I have a 2013-era laptop with a discrete NVIDIA GPU. The most graphically intensive tasks I will be doing on it are running a desktop window manager and watching online videos.
I have previously run Ubuntu on this laptop with the NVIDIA drivers, and that involved manually signing my kernel and the DKMS NVIDIA modules after every update. I would like to avoid this process this time around if possible, even if that involves not using the NVIDIA GPU at all.
What should I set up for the least amount of trouble? If I don’t install the proprietary NVIDIA drivers at all, will this impact the laptop’s battery life (by virtue of the GPU not powering down)?
It has been reported that using the discrete nvidia gpu as primary for the laptop does shorten battery life.

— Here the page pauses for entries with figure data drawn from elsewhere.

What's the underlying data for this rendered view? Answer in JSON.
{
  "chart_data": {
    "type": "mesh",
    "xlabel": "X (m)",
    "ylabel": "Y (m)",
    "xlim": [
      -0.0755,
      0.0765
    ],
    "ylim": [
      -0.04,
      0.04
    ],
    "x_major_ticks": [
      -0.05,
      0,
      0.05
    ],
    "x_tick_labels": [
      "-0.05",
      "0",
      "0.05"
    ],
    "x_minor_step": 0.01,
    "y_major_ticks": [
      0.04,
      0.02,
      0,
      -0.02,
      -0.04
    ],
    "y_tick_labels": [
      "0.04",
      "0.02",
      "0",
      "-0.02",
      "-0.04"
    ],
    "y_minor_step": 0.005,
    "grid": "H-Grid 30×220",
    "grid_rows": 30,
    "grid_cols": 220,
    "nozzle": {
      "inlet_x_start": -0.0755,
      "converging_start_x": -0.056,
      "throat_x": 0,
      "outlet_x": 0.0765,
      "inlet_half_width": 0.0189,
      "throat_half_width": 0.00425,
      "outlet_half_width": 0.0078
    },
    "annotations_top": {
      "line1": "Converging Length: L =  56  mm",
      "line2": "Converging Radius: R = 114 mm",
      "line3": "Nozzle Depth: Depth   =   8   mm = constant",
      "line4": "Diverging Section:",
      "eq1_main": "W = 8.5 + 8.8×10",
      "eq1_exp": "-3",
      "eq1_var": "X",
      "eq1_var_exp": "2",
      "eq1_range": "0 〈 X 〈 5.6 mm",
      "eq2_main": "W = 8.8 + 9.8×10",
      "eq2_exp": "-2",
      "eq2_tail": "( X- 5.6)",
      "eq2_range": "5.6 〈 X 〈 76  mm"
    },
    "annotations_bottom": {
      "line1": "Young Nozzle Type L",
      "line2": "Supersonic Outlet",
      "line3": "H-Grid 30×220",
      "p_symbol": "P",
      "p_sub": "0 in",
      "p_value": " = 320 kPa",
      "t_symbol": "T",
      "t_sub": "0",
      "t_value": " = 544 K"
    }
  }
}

Mine, with routine use, still gets at least 3 hours on the battery with using nvidia drivers and with the nvidia gpu set as primary so it is used constantly. Obviously your use determines how much you want the nvidia gpu active. It would be up to you and your usage demands if a slightly shortened battery life is acceptable for the convenience of better overall graphics.
With fedora, following the instructions of the Howto/NVIDIA - RPM Fusion
site to install and enable the nvidia drivers would work very well. Fedora uses a tool called akmods that automatically rebuilds the driver modules as needed each time the kernel is updated and as long as the rpmfusion repo is enabled each driver update will also be installed and compiled when you do an update.
Installing the nvidia drivers does not automatically force the nvidia gpu to be active all the time so that should not impact battery life unless you choose to make it active full time.
Thank you for your response.
The solution I went with was, well, not installing any drivers! It turns out the open-source Mesa+Nouveau stack, which was installed out-of-the-box, is exactly what I need. The Intel GPU is used by default, and the NVIDIA card is recognised and powered off; the Nouveau Optmus page shows how you can check this:
$ sudo cat /sys/kernel/debug/vgaswitcheroo/switch
In this case,
DIS: DynOff means that the dGPU will only be used when required and that it is currently powered off. Running graphical applications with
DRI_PRIME=1 offloads processing to the NVIDIA GPU, using the Nouveau drivers.
Since I do not anticipate requiring any more graphical power than the iGPU provides, I don’t plan to install the proprietary NVIDIA drivers, which means no third-party modules in the kernel, and hence no signing required. This is really the best set-up I could have hoped for, and I’m confident it will cause the least amount of problems.